Abstract

Glycated hemoglobin targets have been given in guidelines for the last three decades, mostly without change at around 6.5-7.0% (47-53 mmol/mol). Personalization of such targets has also long been advocated, but often with little and inappropriate guidance. More recently some have suggested higher targets might be indicated, and more specifically lower targets avoided, even in those in whom they are easily attained without seeming burden or risk. Prospective data from randomized and observational studies, in people with type 2 diabetes and indeed those without diabetes, find cardiovascular and mortality risk are uniformly lowest at lower levels including into the normal range. In some studies with large populations, a high proportion of people are found to attain such levels, and the UK Prospective Diabetes Study (UKPDS) and more recent studies appear to confirm the importance of starting low and continuing long.
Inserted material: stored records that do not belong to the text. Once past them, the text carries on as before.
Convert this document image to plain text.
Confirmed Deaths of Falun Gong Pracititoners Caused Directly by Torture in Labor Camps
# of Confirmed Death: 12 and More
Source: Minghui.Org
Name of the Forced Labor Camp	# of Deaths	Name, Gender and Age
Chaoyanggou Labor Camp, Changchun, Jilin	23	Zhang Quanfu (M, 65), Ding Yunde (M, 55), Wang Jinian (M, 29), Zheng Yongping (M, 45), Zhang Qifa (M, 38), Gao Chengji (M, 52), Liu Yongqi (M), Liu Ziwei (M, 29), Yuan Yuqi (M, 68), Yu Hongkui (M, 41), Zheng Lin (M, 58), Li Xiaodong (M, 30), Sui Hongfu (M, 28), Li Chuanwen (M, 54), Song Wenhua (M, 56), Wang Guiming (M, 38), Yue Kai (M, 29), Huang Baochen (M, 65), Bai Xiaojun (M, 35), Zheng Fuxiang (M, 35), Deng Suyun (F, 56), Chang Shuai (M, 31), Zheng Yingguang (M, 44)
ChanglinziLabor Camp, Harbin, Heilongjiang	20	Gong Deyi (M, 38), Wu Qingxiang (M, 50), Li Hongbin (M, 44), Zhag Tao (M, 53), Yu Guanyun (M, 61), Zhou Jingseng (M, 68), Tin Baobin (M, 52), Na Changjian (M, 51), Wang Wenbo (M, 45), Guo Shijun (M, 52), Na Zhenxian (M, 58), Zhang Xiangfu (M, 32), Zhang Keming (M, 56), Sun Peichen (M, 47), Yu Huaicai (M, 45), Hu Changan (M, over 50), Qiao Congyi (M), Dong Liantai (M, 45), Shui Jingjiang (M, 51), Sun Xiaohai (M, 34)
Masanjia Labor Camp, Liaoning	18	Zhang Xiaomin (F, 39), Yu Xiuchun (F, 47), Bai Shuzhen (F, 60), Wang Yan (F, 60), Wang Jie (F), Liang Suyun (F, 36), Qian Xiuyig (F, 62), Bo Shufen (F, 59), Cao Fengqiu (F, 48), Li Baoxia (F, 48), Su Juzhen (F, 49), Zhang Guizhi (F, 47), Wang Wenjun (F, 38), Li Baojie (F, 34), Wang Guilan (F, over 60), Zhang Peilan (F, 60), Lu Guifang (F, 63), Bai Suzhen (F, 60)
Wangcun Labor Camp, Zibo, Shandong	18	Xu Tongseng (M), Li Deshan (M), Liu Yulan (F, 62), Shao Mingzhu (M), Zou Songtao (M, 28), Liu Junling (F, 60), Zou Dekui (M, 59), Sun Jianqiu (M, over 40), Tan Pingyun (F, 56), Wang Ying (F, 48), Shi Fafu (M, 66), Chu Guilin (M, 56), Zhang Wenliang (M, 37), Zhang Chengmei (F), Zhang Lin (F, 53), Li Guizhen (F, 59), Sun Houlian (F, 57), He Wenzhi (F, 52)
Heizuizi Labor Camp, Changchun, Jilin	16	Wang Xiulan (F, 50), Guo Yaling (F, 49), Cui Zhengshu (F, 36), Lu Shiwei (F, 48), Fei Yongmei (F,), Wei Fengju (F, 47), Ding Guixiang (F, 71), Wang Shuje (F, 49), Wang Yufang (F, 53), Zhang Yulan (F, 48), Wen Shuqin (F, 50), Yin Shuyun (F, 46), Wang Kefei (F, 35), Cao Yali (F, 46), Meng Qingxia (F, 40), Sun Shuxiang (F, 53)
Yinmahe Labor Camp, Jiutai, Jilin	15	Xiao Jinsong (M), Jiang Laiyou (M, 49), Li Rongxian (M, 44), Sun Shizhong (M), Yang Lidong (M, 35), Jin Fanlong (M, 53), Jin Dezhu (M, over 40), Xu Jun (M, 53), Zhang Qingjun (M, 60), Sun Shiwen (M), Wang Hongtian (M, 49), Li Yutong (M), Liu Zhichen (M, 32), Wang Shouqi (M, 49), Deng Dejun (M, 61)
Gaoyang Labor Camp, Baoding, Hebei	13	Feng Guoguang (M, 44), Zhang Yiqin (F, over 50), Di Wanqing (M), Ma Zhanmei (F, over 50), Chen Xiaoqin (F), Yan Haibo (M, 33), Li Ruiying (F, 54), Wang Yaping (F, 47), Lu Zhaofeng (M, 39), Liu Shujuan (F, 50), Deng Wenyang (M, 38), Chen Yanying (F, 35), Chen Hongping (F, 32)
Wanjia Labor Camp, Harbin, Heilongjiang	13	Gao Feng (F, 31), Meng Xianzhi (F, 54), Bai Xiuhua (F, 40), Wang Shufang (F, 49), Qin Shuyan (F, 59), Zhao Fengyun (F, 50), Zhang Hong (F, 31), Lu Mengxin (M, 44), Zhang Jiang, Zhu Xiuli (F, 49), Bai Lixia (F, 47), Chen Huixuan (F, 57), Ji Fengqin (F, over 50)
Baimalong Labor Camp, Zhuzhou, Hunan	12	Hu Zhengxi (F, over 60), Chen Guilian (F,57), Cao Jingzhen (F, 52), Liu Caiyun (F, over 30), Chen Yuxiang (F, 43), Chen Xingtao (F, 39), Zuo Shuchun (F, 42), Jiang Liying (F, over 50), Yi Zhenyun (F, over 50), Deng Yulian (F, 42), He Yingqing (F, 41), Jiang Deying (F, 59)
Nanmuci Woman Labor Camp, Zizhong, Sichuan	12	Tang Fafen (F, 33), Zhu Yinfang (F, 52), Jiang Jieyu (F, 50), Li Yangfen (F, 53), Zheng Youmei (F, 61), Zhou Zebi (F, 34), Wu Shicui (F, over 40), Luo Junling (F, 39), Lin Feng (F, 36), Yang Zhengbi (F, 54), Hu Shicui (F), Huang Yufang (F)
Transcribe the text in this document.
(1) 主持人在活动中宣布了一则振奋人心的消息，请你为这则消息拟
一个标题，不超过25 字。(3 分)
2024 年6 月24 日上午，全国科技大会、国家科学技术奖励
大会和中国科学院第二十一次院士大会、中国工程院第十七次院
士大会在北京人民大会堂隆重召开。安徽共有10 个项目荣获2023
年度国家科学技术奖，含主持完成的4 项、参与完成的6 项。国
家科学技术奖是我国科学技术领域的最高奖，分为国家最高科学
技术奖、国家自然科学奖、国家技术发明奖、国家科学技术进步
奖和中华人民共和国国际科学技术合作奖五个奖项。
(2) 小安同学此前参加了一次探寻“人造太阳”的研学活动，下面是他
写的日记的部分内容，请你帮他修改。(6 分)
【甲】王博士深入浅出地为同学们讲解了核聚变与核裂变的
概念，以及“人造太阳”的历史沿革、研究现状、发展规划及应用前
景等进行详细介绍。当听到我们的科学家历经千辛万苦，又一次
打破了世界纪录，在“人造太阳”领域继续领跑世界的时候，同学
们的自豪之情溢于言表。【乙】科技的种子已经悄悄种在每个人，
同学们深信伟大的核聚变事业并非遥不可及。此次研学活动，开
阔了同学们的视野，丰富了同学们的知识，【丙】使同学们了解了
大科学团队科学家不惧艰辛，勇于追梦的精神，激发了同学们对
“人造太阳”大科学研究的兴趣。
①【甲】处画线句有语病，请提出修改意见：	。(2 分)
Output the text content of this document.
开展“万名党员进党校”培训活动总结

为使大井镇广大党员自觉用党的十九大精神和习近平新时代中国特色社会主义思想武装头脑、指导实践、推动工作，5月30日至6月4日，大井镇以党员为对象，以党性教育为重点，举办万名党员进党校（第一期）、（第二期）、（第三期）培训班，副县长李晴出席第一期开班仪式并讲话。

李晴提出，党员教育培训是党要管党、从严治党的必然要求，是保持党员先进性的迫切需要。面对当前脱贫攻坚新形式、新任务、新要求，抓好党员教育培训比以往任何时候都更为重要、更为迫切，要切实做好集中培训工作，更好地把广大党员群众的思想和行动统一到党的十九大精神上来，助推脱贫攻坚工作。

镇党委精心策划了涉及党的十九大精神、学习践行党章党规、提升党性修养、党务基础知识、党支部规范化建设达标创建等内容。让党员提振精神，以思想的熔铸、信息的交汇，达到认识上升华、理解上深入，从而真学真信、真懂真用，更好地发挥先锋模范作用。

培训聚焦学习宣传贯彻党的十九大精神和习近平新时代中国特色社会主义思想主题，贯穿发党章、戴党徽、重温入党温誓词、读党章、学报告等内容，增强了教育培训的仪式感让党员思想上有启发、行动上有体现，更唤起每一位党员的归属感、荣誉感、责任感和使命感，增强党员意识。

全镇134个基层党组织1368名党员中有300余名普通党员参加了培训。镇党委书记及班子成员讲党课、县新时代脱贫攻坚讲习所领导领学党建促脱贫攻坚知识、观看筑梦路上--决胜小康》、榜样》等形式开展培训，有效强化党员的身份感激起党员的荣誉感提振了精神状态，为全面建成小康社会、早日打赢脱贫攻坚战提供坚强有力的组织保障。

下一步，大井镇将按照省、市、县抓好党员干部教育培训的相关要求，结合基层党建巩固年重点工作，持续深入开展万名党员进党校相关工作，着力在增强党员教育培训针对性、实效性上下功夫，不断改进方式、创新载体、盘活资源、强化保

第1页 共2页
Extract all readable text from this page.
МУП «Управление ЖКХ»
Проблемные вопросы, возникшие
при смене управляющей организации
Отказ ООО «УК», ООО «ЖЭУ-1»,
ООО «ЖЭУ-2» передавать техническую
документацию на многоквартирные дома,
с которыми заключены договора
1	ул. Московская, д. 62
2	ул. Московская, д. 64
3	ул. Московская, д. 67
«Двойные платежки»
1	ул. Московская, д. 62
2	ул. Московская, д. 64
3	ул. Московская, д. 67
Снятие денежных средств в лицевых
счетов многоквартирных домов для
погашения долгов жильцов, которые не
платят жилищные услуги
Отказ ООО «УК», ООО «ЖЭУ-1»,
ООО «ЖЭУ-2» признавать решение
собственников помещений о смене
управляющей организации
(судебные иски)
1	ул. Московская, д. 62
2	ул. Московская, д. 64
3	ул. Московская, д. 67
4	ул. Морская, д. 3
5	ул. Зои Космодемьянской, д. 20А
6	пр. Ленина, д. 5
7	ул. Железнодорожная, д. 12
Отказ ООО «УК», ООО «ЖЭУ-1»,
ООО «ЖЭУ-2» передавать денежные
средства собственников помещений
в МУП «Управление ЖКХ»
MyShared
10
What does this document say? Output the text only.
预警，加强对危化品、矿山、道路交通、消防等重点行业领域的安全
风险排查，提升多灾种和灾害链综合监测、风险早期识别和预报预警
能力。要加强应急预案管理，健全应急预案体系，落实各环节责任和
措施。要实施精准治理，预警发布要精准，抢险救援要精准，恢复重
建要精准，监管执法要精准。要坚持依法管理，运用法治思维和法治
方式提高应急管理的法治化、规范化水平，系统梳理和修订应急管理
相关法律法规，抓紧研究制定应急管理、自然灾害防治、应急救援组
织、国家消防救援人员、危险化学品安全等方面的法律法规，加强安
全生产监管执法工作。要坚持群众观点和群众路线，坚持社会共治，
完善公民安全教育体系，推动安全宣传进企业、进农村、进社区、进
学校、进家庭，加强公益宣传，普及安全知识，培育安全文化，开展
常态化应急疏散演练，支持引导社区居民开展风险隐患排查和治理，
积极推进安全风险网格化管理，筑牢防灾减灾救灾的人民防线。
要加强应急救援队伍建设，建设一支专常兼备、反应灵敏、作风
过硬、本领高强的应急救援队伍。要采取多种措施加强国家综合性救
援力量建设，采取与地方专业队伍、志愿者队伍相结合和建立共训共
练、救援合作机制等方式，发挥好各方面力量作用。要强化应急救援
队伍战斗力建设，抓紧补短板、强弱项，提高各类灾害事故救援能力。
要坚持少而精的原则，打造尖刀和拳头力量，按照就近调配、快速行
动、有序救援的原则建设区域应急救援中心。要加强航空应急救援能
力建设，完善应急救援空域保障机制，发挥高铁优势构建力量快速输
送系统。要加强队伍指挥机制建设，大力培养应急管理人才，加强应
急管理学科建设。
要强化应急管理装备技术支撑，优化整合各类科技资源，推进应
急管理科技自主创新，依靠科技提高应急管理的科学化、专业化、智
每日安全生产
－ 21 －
Studies of cardiovascular events and mortality in people with diabetes will already factor in any effect of hypoglycemia, which therefore should not be double-counted in setting targets. Nevertheless, some factors should lead to modification of target levels, and these will include experience of hypoglycemia where therapy change and glucose monitoring cannot ameliorate it and sometimes prospectively in those at social or occupational risk. The fact that clinical experience will modify targets emphasizes that targets will not be stable over time but will change, for example, with occurrence of adverse events or perceptions of increase/decreased burden of therapy. The evidence suggests that glucose control takes 5 years or more to have any impact on vascular outcomes or mortality, so targets may also be higher in those with shorter life expectancy or higher health burden or simply reflect individual preferences. This article discusses the evidence behind these conclusions.